Vermeintlich sinnloses Nachhilfe-nehmen-müssen durch bessere Note verhindern?

  • Zu meiner Studienzeit gab es eine Vorlesung in theoretischer Physik, bei der man die Klausur bestanden hat, wenn man es (alle Hilfsmittel und Bücher waren erlaubt) geschafft hat, bei einer von vier Aufgaben einen Ansatzweise richtigen Lösungsweg zu formulieren. Etwa 50% der Teilnehmer haben bestanden.


    Die Behauptung, dass jemand, der eine Prüfung mit 50% der Punkte bestanden hat seinen Beruf nur zur Hälfte versteht, ist wohl ziemlich offenkundiger Unsinn.

  • In meinem Bereich ist es inzwischen so, dass man mit 50 % der Leistung keine 5 mehr, sondern nun eine 4 erhält und damit bestanden hat.
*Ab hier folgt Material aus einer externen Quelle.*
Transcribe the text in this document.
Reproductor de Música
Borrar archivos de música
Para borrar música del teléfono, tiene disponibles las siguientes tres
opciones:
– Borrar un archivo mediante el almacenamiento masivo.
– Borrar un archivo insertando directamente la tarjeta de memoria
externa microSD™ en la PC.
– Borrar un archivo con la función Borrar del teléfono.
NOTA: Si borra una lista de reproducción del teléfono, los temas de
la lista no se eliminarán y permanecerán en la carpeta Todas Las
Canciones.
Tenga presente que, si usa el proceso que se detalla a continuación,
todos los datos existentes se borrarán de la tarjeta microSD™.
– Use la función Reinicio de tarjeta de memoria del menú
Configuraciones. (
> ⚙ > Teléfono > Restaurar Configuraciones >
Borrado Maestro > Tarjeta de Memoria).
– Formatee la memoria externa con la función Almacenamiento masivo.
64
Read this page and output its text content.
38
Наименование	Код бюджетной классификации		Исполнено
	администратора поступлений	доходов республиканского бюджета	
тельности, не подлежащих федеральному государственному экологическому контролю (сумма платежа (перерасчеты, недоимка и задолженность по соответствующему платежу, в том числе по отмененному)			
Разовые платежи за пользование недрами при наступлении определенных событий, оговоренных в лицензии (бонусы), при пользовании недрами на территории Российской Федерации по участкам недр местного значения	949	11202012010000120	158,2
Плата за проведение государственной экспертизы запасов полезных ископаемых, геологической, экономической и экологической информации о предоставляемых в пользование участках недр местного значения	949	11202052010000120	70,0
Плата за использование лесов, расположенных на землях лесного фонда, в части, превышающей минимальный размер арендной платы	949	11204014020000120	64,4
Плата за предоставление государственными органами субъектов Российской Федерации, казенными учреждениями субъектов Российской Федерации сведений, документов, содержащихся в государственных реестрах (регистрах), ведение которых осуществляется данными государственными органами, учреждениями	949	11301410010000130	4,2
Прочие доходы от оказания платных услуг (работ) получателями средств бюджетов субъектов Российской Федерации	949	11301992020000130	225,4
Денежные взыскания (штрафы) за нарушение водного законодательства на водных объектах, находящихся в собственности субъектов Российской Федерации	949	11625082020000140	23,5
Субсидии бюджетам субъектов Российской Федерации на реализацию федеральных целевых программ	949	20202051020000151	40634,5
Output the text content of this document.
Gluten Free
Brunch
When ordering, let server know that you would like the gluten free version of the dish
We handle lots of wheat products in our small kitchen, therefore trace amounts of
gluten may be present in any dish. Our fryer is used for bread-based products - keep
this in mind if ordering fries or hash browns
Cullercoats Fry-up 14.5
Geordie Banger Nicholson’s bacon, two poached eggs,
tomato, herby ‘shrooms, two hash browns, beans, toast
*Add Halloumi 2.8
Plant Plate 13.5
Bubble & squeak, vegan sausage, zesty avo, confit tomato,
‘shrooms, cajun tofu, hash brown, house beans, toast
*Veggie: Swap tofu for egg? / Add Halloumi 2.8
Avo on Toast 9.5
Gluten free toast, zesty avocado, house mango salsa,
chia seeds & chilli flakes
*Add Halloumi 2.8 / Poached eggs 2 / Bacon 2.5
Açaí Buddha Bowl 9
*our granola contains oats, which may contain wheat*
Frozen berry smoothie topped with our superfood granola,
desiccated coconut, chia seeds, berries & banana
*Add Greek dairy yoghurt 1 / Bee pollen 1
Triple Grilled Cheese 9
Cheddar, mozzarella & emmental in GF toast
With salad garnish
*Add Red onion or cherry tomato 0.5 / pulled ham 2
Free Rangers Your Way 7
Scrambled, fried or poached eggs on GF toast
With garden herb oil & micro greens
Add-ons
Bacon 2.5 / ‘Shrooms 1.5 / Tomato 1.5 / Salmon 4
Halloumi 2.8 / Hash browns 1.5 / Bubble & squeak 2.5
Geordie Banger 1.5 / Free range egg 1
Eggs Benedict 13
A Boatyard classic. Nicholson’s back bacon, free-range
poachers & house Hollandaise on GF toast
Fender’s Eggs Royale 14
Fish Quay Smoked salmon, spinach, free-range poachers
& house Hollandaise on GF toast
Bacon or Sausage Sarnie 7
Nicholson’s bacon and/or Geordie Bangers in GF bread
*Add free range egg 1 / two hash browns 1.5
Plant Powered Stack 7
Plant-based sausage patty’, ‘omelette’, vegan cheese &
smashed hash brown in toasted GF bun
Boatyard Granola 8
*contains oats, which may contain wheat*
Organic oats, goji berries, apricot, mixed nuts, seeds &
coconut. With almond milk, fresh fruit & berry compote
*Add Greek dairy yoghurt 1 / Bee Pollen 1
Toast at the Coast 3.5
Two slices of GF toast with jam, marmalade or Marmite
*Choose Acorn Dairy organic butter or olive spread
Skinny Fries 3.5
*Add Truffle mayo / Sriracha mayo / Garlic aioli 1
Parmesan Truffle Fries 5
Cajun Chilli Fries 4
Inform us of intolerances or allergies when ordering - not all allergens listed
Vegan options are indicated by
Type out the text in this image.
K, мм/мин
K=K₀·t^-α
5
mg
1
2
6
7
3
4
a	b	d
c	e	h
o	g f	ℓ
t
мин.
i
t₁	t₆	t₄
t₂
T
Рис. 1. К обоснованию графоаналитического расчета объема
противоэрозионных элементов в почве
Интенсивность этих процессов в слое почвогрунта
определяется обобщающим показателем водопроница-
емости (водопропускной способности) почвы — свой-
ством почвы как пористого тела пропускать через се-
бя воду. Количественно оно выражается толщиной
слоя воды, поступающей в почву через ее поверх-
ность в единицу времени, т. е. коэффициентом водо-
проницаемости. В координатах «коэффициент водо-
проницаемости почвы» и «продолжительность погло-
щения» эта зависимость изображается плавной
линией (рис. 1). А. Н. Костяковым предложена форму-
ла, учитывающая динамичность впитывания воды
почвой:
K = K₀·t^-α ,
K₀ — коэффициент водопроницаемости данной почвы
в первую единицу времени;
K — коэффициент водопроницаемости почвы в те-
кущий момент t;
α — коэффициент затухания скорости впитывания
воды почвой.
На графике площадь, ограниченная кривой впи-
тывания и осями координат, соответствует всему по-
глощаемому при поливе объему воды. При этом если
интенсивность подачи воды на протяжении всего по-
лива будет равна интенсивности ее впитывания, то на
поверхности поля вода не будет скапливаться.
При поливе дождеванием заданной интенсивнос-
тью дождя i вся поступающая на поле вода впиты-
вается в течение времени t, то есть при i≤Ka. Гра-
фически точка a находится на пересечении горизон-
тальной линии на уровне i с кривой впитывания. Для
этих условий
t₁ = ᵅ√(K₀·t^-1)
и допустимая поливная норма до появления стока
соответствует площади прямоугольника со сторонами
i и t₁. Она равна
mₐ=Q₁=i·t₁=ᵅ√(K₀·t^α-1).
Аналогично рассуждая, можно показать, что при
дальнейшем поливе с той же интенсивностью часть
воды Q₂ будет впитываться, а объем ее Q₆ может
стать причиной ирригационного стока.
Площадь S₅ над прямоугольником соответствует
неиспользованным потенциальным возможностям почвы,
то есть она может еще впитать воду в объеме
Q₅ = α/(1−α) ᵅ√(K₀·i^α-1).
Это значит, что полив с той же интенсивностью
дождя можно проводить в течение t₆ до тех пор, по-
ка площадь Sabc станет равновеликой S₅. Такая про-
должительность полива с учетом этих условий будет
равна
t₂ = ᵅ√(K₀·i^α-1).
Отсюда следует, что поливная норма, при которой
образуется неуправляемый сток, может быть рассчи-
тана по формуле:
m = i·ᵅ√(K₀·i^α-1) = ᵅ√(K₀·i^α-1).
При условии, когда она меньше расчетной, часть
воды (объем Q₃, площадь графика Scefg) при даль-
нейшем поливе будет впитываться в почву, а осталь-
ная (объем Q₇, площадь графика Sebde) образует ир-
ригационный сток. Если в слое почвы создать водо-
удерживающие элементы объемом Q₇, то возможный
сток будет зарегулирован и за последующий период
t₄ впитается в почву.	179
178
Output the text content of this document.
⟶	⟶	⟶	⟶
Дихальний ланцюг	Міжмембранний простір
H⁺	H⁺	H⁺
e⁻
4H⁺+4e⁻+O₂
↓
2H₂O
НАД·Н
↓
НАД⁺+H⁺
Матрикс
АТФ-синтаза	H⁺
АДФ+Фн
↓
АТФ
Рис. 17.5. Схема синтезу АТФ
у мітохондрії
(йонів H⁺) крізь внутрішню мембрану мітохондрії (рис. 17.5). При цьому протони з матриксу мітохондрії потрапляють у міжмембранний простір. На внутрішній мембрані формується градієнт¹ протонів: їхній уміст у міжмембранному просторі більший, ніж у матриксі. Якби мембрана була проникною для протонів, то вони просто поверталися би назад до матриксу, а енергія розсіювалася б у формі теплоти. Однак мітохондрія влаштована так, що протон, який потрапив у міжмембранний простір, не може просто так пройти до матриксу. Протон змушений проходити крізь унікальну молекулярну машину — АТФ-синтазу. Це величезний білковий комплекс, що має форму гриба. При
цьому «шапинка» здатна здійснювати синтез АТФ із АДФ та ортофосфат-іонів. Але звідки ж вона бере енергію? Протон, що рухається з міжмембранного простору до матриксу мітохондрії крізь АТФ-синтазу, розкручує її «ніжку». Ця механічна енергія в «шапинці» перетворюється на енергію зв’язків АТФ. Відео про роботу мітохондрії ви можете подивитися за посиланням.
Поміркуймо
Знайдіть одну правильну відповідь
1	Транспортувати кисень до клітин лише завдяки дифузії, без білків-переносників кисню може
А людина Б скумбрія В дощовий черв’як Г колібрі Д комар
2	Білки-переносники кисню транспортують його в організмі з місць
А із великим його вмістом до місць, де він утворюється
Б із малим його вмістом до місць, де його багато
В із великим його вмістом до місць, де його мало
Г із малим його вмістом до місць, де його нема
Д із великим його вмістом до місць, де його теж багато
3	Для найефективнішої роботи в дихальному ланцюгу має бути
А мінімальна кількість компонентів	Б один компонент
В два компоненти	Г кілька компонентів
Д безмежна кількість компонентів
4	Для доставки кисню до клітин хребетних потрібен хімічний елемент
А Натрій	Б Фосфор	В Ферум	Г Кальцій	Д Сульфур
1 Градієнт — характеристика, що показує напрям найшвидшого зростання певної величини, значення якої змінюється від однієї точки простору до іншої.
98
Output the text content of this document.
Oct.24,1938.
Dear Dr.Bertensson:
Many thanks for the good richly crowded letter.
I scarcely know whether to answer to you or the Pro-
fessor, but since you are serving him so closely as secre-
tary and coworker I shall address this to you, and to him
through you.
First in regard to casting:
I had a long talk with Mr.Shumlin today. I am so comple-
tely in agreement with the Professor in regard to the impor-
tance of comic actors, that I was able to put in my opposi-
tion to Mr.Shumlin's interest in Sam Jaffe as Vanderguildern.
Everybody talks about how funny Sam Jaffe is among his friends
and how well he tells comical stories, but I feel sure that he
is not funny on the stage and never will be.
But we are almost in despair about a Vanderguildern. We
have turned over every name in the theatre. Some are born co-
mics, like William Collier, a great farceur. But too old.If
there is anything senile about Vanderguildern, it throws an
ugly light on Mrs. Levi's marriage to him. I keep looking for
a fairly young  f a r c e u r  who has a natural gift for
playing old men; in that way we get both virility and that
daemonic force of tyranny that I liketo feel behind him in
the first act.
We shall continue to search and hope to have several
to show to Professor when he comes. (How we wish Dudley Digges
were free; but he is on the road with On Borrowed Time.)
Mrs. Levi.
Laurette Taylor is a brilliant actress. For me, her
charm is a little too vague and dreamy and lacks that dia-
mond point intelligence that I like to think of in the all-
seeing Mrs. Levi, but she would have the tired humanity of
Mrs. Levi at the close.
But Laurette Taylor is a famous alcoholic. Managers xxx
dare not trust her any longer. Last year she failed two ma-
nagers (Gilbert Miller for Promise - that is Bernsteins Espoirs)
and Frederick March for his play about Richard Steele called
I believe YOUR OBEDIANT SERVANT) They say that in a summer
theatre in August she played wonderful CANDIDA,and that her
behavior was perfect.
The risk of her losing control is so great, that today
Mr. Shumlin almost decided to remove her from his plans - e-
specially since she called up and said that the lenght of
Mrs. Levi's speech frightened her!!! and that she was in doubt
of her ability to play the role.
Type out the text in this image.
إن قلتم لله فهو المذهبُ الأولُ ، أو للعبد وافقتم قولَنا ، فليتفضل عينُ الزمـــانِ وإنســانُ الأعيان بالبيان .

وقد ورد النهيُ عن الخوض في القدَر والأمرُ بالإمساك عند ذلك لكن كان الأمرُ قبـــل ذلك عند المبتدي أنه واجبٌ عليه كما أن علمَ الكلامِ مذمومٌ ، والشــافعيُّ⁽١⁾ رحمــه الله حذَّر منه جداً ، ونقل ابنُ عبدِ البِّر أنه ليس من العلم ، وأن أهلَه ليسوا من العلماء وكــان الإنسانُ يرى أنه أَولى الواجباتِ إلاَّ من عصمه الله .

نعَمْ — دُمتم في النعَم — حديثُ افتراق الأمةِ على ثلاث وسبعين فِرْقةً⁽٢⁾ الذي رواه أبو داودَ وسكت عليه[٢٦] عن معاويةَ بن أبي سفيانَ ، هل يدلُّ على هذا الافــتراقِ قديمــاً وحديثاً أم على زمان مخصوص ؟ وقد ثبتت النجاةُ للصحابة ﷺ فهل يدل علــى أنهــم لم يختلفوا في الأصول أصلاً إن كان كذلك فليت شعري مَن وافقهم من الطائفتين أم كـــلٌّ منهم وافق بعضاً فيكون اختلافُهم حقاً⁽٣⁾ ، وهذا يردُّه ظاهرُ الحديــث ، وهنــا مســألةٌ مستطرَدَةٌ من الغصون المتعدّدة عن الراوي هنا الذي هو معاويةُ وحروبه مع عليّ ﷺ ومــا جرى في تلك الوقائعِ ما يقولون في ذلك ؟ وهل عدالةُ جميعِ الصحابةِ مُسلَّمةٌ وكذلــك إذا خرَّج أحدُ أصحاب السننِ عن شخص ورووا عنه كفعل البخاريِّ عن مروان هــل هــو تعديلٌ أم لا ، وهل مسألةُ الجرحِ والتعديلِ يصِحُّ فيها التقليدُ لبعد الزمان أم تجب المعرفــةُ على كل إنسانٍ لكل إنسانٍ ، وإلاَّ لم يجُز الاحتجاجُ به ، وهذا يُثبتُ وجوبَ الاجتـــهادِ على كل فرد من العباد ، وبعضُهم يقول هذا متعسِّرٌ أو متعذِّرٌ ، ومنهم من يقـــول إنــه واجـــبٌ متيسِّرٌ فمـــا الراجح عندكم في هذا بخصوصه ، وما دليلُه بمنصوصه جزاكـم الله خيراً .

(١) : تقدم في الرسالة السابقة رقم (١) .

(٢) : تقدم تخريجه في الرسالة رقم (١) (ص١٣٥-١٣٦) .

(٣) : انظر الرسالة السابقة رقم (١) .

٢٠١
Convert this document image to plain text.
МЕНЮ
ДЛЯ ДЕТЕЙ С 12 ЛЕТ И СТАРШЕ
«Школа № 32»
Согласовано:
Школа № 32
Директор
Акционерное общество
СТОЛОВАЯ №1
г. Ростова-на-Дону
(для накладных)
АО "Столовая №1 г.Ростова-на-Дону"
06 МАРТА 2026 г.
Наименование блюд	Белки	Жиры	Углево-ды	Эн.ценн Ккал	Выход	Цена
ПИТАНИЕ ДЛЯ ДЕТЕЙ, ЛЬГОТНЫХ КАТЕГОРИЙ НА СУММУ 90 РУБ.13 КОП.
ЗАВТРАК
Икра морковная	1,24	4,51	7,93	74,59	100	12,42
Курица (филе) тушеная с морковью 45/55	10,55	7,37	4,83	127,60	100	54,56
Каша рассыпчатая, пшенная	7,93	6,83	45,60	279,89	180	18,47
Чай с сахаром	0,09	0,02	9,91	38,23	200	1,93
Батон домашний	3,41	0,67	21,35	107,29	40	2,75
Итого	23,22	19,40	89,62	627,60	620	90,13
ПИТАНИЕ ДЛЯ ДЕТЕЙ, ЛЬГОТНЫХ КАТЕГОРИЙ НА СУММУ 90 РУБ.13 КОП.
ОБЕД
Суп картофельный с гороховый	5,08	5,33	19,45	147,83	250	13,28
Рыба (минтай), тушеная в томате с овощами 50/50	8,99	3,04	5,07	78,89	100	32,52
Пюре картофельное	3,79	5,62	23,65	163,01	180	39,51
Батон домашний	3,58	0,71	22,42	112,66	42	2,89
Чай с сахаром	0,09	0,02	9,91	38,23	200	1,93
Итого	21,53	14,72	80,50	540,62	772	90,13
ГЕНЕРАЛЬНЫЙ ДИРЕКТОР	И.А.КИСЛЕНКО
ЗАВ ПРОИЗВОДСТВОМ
Das bedeutet, dass man im medizinischen Bereich Menschen in die Hände fallen kann, die nur die Hälfte ihres Berufes beherrschen. Ich finde das für die Zukunft erschreckend.

    Allen von uns sollten als Lehrkräfte mal etwas von verschiedenen Anforderungsniveaus gehört haben. Die Schlussfolgerung, jemand der "nur" 50% einer Prüfungsleistung erbracht hat, beherrsche seinen Beruf nur zu 50%, ist natürlich haltlos.

  • Zu meiner Studienzeit gab es eine Vorlesung in theoretischer Physik, bei der man die Klausur bestanden hat, wenn man es (alle Hilfsmittel und Bücher waren erlaubt) geschafft hat, bei einer von vier Aufgaben einen Ansatzweise richtigen Lösungsweg zu formulieren. Etwa 50% der Teilnehmer haben bestanden.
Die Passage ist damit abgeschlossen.